Circ_DLEU2 knockdown represses cell proliferation, migration and invasion, and induces cell apoptosis through the miR-582-5p/COX2 pathway in acute myeloid leukemia.

Abstract

Acute myeloid leukemia (AML) is a malignant hematological neoplasm in adults. Researche indicates that circular RNAs (circRNAs) play paramount roles in the pathological process of AML. In this study, the role of circ_DLEU2 (circ_0000488) in AML is revealed.
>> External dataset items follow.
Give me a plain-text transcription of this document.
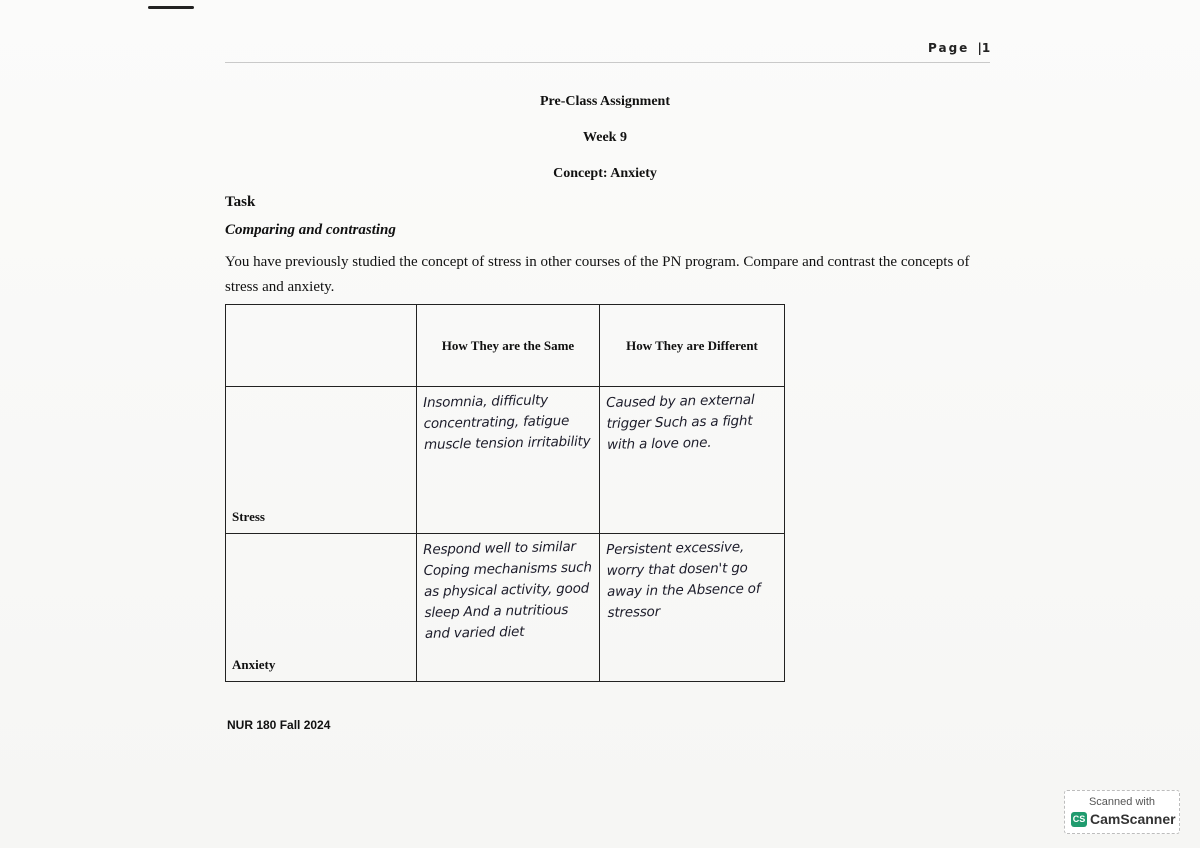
Page |1
Pre-Class Assignment
Week 9
Concept: Anxiety
Task
Comparing and contrasting
You have previously studied the concept of stress in other courses of the PN program. Compare and contrast the concepts of stress and anxiety.
	How They are the Same	How They are Different
Stress	Insomnia, difficulty concentrating, fatigue muscle tension irritability	Caused by an external trigger Such as a fight with a love one.

Anxiety	Respond well to similar Coping mechanisms such as physical activity, good sleep And a nutritious and varied diet	Persistent excessive, worry that dosen't go away in the Absence of stressor
NUR 180 Fall 2024
Scanned with
CS CamScanner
The expression of circ_DLEU2, microRNA-582-5p (miR-582-5p) and cyclooxygenase 2 (COX2) was determined by quantitative real-time PCR. Protein expression was detected by western blot. Cell proliferation was investigated by cell cycle, 5-Ethynyl-29-deoxyuridine and 3-(4,5)-dimethylthiahiazo (-z-y1)-3,5-di-phenytetrazoliumromide (MTT) assays. Cell apoptosis was elucidated by apoptosis analysis assay. The targeting relationship between miR-582-5p and circ_DLEU2 or COX2 was predicted by the starbase online database, and identified by a dual-luciferase reporter assay. Circ_DLEU2 and COX2 expression were substantially up-regulated, while miR-582-5p was down-regulated in AML marrow samples and cells compared with control groups. Circ_DLEU2 knockdown suppressed cell proliferation, whereas it induced cell arrest at G0/G1 phase and cell apoptosis in AML; however, these effects were attenuated by miR-582-5p inhibitor. Additionally, circ_DLEU2 was associated with miR-582-5p, and miR-582-5p bound to COX2 in AML cells. Also, we found that circ_DLEU2 regulated COX2 expression by interacting with miR-582-5p. Circ_DLEU2 silencing hindered AML malignant progression via downregulating COX2 through sponging miR-582-5p. Our finding provides a theoretical basis for studying circRNA-directed therapy of AML.